The U.S. Food and Drug Administration (FDA) has authorized Pfizer’s (NYSE:PFE) COVID-19 booster shot for people aged 65 and older, as well as other medically vulnerable people.
The FDA now recommends that elderly and vulnerable people get a COVID-19 booster shot six months after they complete their first two doses of a vaccination.
The FDA’s decision largely follows recommendations provided by its vaccine advisory committee. The Vaccines and Related Biological Products Advisory Committee voted unanimously to give boosters to older people and those at a high risk of suffering from severe illness if they get the virus.
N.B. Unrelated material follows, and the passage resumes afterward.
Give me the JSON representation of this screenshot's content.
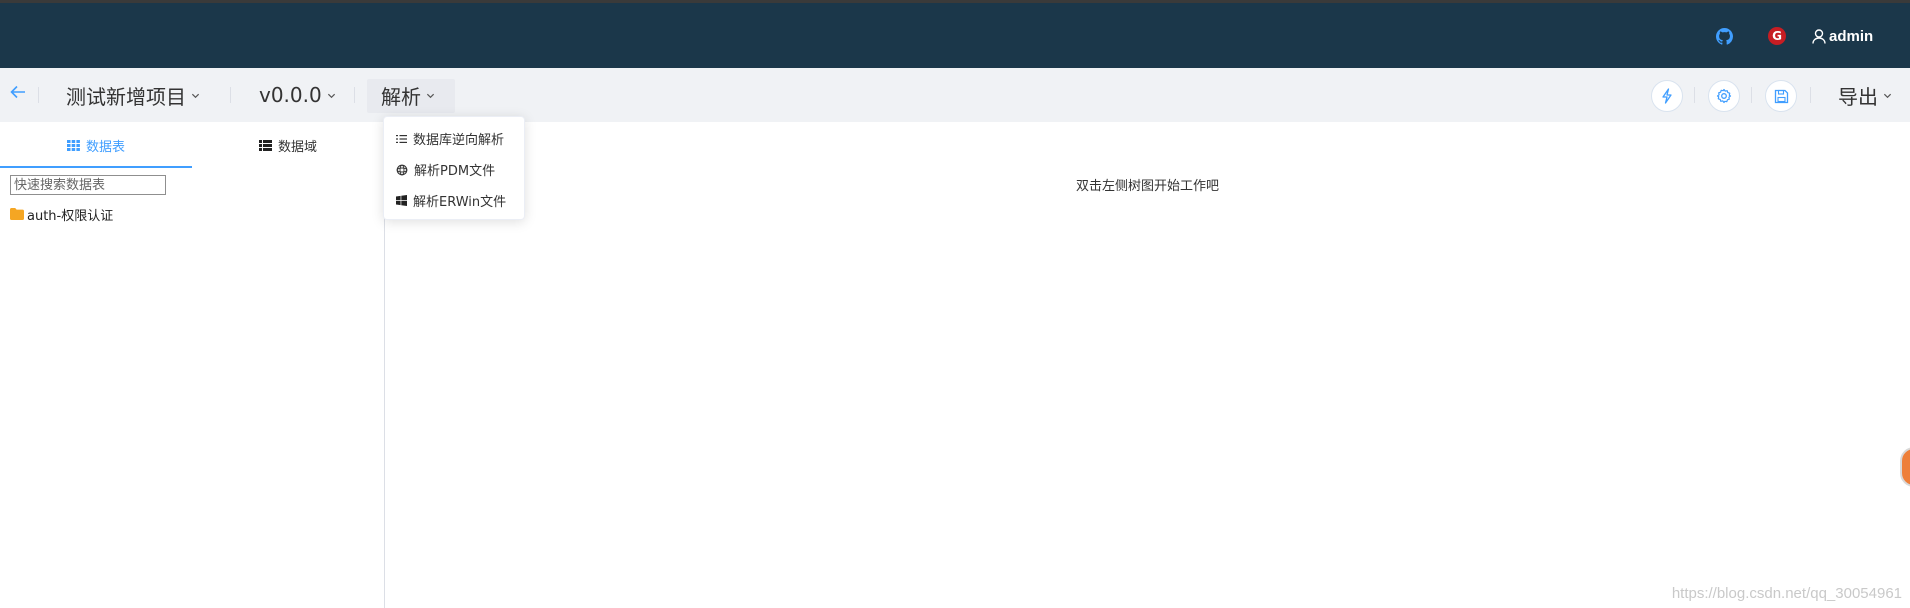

Though people 65 and older make up roughly 17% of the U.S. population, they are the most at risk of dying from COVID-19, accounting for more than 77% of all deaths from the illness, according to the Centers for Disease Control and Prevention.
The FDA also included a broad definition of people from 18 to 64 "whose frequent institutional or occupational exposure" to the virus places them at a high risk of developing serious complications from COVID-19.
That leaves enough room to potentially clear third doses for people in nursing homes, prisons, frontline healthcare employees and other essential workers who were among the first to get initial vaccines last December.
The administration of U.S President Joe Biden has said that it wants to begin offering booster shots to the general public as early as this week, pending authorization from U.S. health regulators.